Shefsky, president and CEO of Pele Mountain Resources, plans to ship monazite from overseas mineral sand-mining operations to a processing plant in Elliot Lake to extract rare earths for use in the global market.

“I think we have a lot of advantages, and by adopting this approach, by expanding our business model to include recycling monazite, I believe we have a chance of winning that race,” Shefsky said. “It really is all about trying to get to market as early as possible.”

Rare earth metals comprise a group of 17 chemical elements that are prized for their use in the manufacture of high-tech products: everything from smartphones and hybrid car batteries to nuclear reactors and defence applications.

China produces more than 99 per cent of the global supply of rare earths. The California-based Mountain Pass open-pit mine, operated by Molycorp, is the sole North American producer of rare earth minerals, and it only produces what are considered “light” rare earths.

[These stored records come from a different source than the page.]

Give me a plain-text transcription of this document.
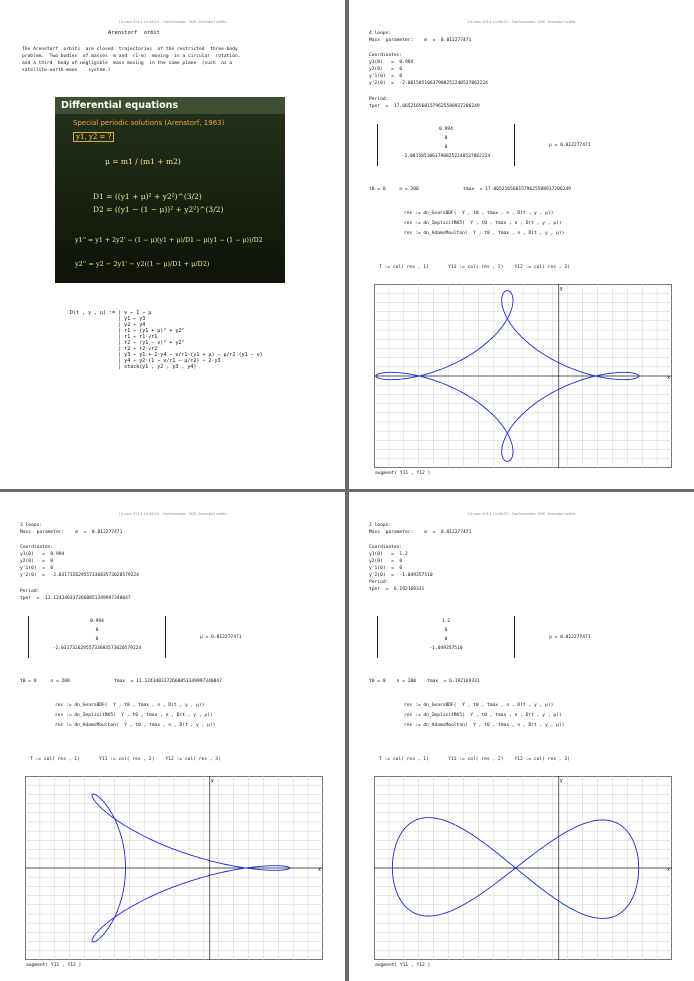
14 июл 2013 14:38:21 - Dorfzometos. ODE. Arenstorf orbits
Arenstorf  orbit
The Arenstorf  orbits  are closed  trajectories  of the restricted  three-body
problem.  Two bodies  of masses  m and  (1-m)  moving  in a circular  rotation,
and a third  body of negligible  mass moving  in the same plane  (such  as a
satellite-earth-moon    system.)
Differential equations
Special periodic solutions (Arenstorf, 1963)
y1, y2 = ?
μ = m1 / (m1 + m2)
D1 = ((y1 + μ)² + y2²)^(3/2)
D2 = ((y1 − (1 − μ))² + y2²)^(3/2)
y1'' = y1 + 2y2' − (1 − μ)(y1 + μ)/D1 − μ(y1 − (1 − μ))/D2
y2'' = y2 − 2y1' − y2((1 − μ)/D1 + μ/D2)
D(t , y , μ) := | ν ← 1 − μ
| y1 ← y3
| y2 ← y4
| r1 ← (y1 + μ)² + y2²
| r1 ← r1·√r1
| r2 ← (y1 − ν)² + y2²
| r2 ← r2·√r2
| y3 ← y1 + 2·y4 − ν/r1·(y1 + μ) − μ/r2·(y1 − ν)
| y4 ← y2·(1 − ν/r1 − μ/r2) − 2·y3
| stack(y1 , y2 , y3 , y4)
14 июл 2013 14:38:21 - Dorfzometos. ODE. Arenstorf orbits
4 loops:
Mass  parameter:    m  =  0.012277471
Coordinates:
y1(0)   =  0.994
y2(0)   =  0
y'1(0)  =  0
y'2(0)  =  -2.00158510637908252240537862224
Period:
tper  =  17.0652165601579625588917206249
0.994
0
0
-2.00158510637908252240537862224
μ = 0.012277471
t0 = 0     n = 200                tmax  = 17.0652165601579625588917206249
res := dn_GearsBDF(  Y , t0 , tmax , n , D(t , y , μ))
res := dn_ImplicitRK5(  Y , t0 , tmax , n , D(t , y , μ))
res := dn_AdamsMoulton(  Y , t0 , tmax , n , D(t , y , μ))
T := col( res , 1)       Y11 := col( res , 2)    Y12 := col( res , 3)
x
y
augment( Y11 , Y12 )
14 июл 2013 14:38:21 - Dorfzometos. ODE. Arenstorf orbits
3 loops:
Mass  parameter:    m  =  0.012277471
Coordinates:
y1(0)   =  0.994
y2(0)   =  0
y'1(0)  =  0
y'2(0)  =  -2.03173262955733683573020579224
Period:
tper  =  11.1243403372660851349997340047
0.994
0
0
-2.03173262955733683573020579224
μ = 0.012277471
t0 = 0     n = 200                tmax  = 11.1243403372660851349997340047
res := dn_GearsBDF(  Y , t0 , tmax , n , D(t , y , μ))
res := dn_ImplicitRK5(  Y , t0 , tmax , n , D(t , y , μ))
res := dn_AdamsMoulton(  Y , t0 , tmax , n , D(t , y , μ))
T := col( res , 1)       Y11 := col( res , 2)    Y12 := col( res , 3)
x
y
augment( Y11 , Y12 )
14 июл 2013 14:38:21 - Dorfzometos. ODE. Arenstorf orbits
2 loops:
Mass  parameter:    m  =  0.012277471
Coordinates:
y1(0)   =  1.2
y2(0)   =  0
y'1(0)  =  0
y'2(0)  =  -1.049357510
Period:
tper  =  6.192169331
1.2
0
0
-1.049357510
μ = 0.012277471
t0 = 0    n = 200    tmax  = 6.192169331
res := dn_GearsBDF(  Y , t0 , tmax , n , D(t , y , μ))
res := dn_ImplicitRK5(  Y , t0 , tmax , n , D(t , y , μ))
res := dn_AdamsMoulton(  Y , t0 , tmax , n , D(t , y , μ))
T := col( res , 1)       Y11 := col( res , 2)    Y12 := col( res , 3)
x
y
augment( Y11 , Y12 )
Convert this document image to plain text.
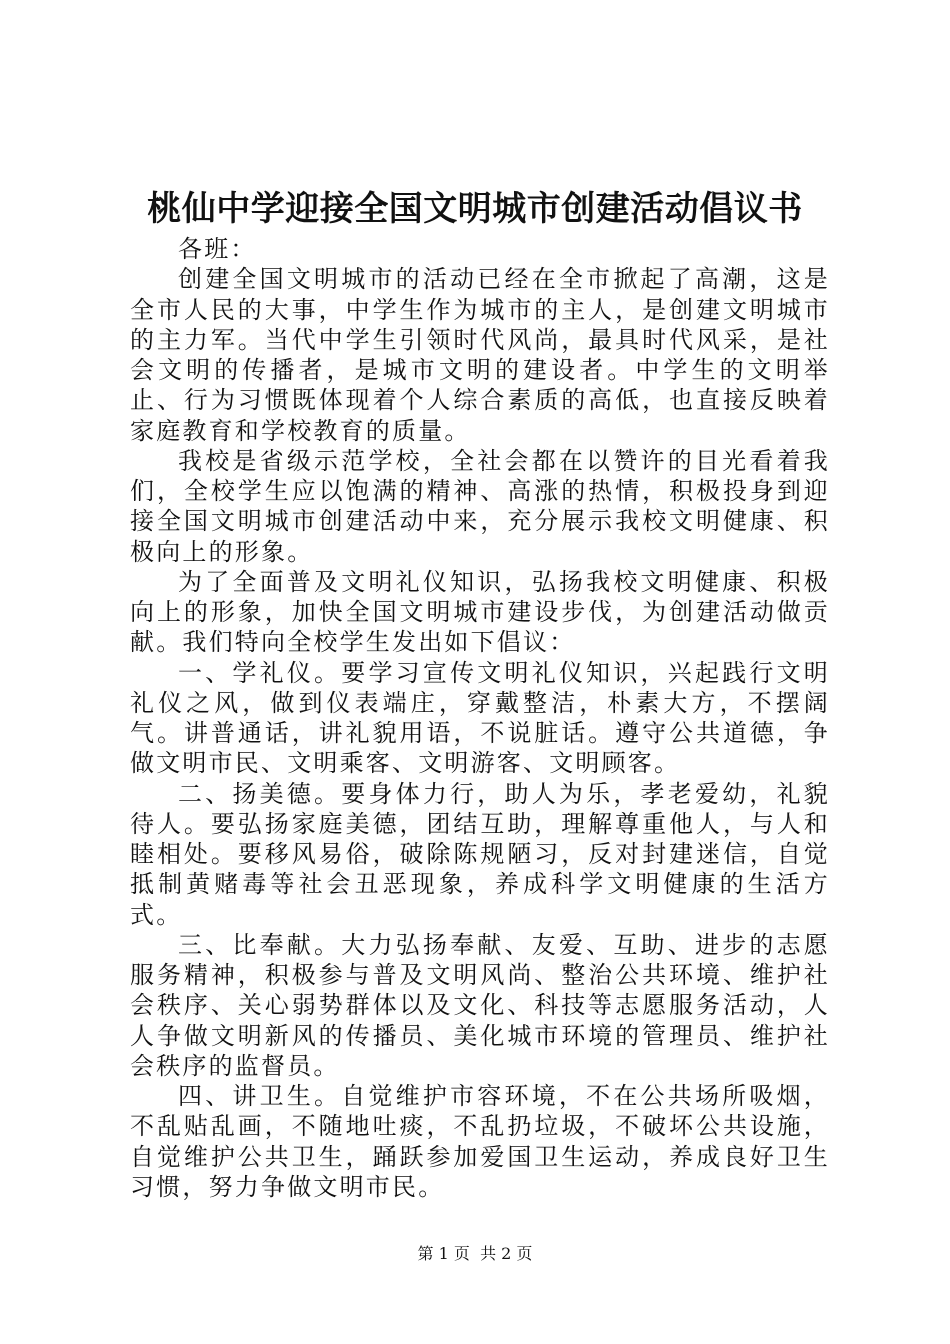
桃仙中学迎接全国文明城市创建活动倡议书

各班：

创建全国文明城市的活动已经在全市掀起了高潮，这是全市人民的大事，中学生作为城市的主人，是创建文明城市的主力军。当代中学生引领时代风尚，最具时代风采，是社会文明的传播者，是城市文明的建设者。中学生的文明举止、行为习惯既体现着个人综合素质的高低，也直接反映着家庭教育和学校教育的质量。

我校是省级示范学校，全社会都在以赞许的目光看着我们，全校学生应以饱满的精神、高涨的热情，积极投身到迎接全国文明城市创建活动中来，充分展示我校文明健康、积极向上的形象。

为了全面普及文明礼仪知识，弘扬我校文明健康、积极向上的形象，加快全国文明城市建设步伐，为创建活动做贡献。我们特向全校学生发出如下倡议：

一、学礼仪。要学习宣传文明礼仪知识，兴起践行文明礼仪之风，做到仪表端庄，穿戴整洁，朴素大方，不摆阔气。讲普通话，讲礼貌用语，不说脏话。遵守公共道德，争做文明市民、文明乘客、文明游客、文明顾客。

二、扬美德。要身体力行，助人为乐，孝老爱幼，礼貌待人。要弘扬家庭美德，团结互助，理解尊重他人，与人和睦相处。要移风易俗，破除陈规陋习，反对封建迷信，自觉抵制黄赌毒等社会丑恶现象，养成科学文明健康的生活方式。

三、比奉献。大力弘扬奉献、友爱、互助、进步的志愿服务精神，积极参与普及文明风尚、整治公共环境、维护社会秩序、关心弱势群体以及文化、科技等志愿服务活动，人人争做文明新风的传播员、美化城市环境的管理员、维护社会秩序的监督员。

四、讲卫生。自觉维护市容环境，不在公共场所吸烟，不乱贴乱画，不随地吐痰，不乱扔垃圾，不破坏公共设施，自觉维护公共卫生，踊跃参加爱国卫生运动，养成良好卫生习惯，努力争做文明市民。

第 1 页 共 2 页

The supply of critical rare earths — those with the highest risk of supply disruption, including neodymium and praseodymium —remains with China, Shefsky said.

“Those are the two magnet materials and the demand for those is growing rapidly,” Shefsky said. “So there’s a need for a secure supply outside of China and that’s what producing this monazite in Elliot Lake will provide.”

Pele Mountain is working on securing agreements with multiple sources outside Canada. For confidentiality reasons Shefsky wouldn’t name those sources, but he wants to move rapidly to get those agreements in place.

“We do intend to have two or three suppliers from countries that embrace sustainable mining practices and who are allied training partners with Canada,” Shefsky said. “So the whole idea here is to enhance the security of supply and basically get the entire supply chain outside of China.”

Before he set his sights on monazite, Shefsky was working on the development of the Eco Ridge Mine in Elliot Lake, a proposed hard-rock underground mining operation that would extract and process rare earth minerals with uranium as a byproduct.

But with the metals market in a downturn, it would be too difficult to raise the capital for such a high-cost operation, Shefsky said, and so Pele Mountain began to look elsewhere. The first stop was Elliot Lake’s tailings ponds from past mining operations, which Shefsky said contain 160 million tonnes of material. But that was still uneconomical.

Instead, Pele Mountain will establish the monazite-processing facility on the Eco Ridge site, which Shefsky lauds for its existing infrastructure, including access to roads, power, rail, a deepwater port, an airport, and gas lines.

He plans to finance the project by establishing offtake agreements with end users.

“When you’re dealing with such a relatively low amount of capital that’s required in the first place, then we’re confident that this is the right approach and that strategically, it will be achievable,” Shefsky said.

At offshore sand-mining operations that produce titanium and zircon, monazite is a byproduct, so it’s typically turned back into the pit, Shefsky said. But its content of rare earths is high.

“Over 50 per cent of the weight in the monazite mineral itself is actually rare earths, so with such high grade, you only need a small tonnage, relatively speaking, to produce a very substantial amount of rare earths,” Shefsky said. “So with small tonnage come small equipment, small capital, small operating cost and a small operating footprint; that’s the attractive part of working with the monazite.”

Processing monazite, which has the consistency of sand, is a “very well established” process that’s been done for more than 100 years, Shefsky said. Because it’s so well tried and tested, the technical risk associated with the process is reduced, which helps reduce ramp-up time, he said.